Excel integer function - incorrect result?

[Tony Holdgate]

I've googled extensively for this one but have not come up with an answer,
despite finding many references.
The following formula in excel
=INT((20.7-19.1)/0.4) gives the answer 3. The correct answer mathematically
is 4.

If you remove the integer function and extend the decimal places it
eventually changes to
3.99999999999999 which explains why the integer function rounds it down.
However the school I went to says that 20.7- 19.1 = 1.6 1.6 /.4 = 4. Thats
4.0000000000000000 not 3.999999999999

Can anyone explain firstly what is happening and then the best approach to
fix it?

Thanks

Tony

 

[Tony Holdgate]

Thanks John,

I was using Excel to illustrate the same problem I was having in Access.
Yes- wrong forum but to fix it in access I used a function (not available in
Excel) to turn the number from a double data type to a single data type.
Trouble is I didn't understand why this fixed it.
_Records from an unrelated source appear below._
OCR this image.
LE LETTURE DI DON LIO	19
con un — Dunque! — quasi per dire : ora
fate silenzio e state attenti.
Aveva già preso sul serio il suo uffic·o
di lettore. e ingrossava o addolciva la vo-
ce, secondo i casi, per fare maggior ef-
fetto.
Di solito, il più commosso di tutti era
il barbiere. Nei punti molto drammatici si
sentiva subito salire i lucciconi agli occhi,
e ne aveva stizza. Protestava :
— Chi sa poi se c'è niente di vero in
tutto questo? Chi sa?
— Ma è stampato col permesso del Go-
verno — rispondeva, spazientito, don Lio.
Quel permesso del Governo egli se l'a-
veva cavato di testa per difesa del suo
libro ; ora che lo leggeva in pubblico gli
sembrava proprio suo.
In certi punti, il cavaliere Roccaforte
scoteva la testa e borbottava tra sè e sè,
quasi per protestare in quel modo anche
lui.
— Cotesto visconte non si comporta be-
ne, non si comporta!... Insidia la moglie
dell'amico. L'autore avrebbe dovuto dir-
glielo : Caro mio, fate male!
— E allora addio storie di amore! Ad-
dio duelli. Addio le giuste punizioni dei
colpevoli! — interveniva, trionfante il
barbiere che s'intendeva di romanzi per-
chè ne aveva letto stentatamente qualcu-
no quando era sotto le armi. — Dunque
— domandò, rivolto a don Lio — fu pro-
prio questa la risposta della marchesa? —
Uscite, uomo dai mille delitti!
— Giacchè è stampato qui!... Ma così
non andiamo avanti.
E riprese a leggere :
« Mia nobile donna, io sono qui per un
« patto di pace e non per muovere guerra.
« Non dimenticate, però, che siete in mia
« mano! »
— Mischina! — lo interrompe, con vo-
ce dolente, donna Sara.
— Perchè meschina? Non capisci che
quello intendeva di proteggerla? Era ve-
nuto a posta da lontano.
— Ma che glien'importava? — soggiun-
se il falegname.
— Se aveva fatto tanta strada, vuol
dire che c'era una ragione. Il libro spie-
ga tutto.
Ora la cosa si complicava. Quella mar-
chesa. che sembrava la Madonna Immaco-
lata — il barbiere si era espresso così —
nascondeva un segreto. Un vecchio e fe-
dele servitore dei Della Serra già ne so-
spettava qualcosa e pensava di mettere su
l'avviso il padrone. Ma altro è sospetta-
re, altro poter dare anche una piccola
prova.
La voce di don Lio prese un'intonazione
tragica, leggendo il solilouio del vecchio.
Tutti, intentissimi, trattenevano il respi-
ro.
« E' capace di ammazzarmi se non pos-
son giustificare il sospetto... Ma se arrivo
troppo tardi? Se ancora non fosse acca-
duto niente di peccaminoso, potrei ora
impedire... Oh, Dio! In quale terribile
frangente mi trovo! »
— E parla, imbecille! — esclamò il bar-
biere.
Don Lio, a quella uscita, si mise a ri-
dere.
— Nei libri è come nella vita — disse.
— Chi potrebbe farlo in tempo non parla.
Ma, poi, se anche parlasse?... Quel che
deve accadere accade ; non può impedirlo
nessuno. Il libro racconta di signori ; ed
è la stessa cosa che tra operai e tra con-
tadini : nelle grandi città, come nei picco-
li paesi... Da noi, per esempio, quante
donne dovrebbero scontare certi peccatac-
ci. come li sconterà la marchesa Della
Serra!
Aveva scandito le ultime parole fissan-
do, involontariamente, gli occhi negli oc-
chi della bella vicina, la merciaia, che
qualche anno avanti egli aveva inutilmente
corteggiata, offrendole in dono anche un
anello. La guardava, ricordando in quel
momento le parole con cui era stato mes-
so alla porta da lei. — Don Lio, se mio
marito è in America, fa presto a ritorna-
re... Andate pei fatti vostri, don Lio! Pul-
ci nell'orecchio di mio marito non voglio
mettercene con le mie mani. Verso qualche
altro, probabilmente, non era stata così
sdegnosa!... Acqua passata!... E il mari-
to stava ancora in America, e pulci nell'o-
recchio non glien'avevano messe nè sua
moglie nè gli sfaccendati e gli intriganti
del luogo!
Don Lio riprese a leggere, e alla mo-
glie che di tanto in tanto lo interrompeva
Is there a way of doing this in Excel?

Tony

 

[John]

Tony,

Sorry, I don't know too much about how numbers are stored in Access.

I'll take a guess and suggest that numbers in Access may be stored with an
implied decimal point.
That is to say, 9.99 is stored as 999 with the software keeping track of
where the decimal point is during calculations.
Therefore any calcuations is on integers which gives a more accurate result,
especially if the answer is also a whole number or integer.

This was a way to prevent loss of accuracy in such languages as COBOL used
for business use.

Someone who knows more about MS Access may be able to confirm or destroy
this argument.

One way to make your formula work is to add on an itsy-bit, e.g.

=INT((20.7-19.1)/0.4+0.000000000000001)

This is not such a great solution because the itsy-bit will stop working for
larger numbered results.

regards,

John

 

[Harlan Grove]

...
...

INT((10*20.7-10*19.1)/10*0.4)

No, make that

INT((10*20.7-10*19.1)/(10*0.4))

 

[Sandy Mann]

=INT((A1*10^(IF(ISERROR(FIND(".",A1)),0,LEN(A1)-FIND(".",A1)))-B1*10^(IF(ISE
RROR(FIND(".",B1)),0,LEN(B1)-FIND(".",B1))))/(C1*10^(IF(ISERROR(FIND(".",C1)
),0,LEN(C1)-FIND(".",C1)))))

Is there a more elegant way of doing it?

Regards

Sandy

By the mind concentrating powers of the *Send* button I see that the logic
of that formula is wrong, please just ignore it.

My apologies

Sandy

 

[Tony Holdgate]

Thanks all. Great group and appreciate your help

Tony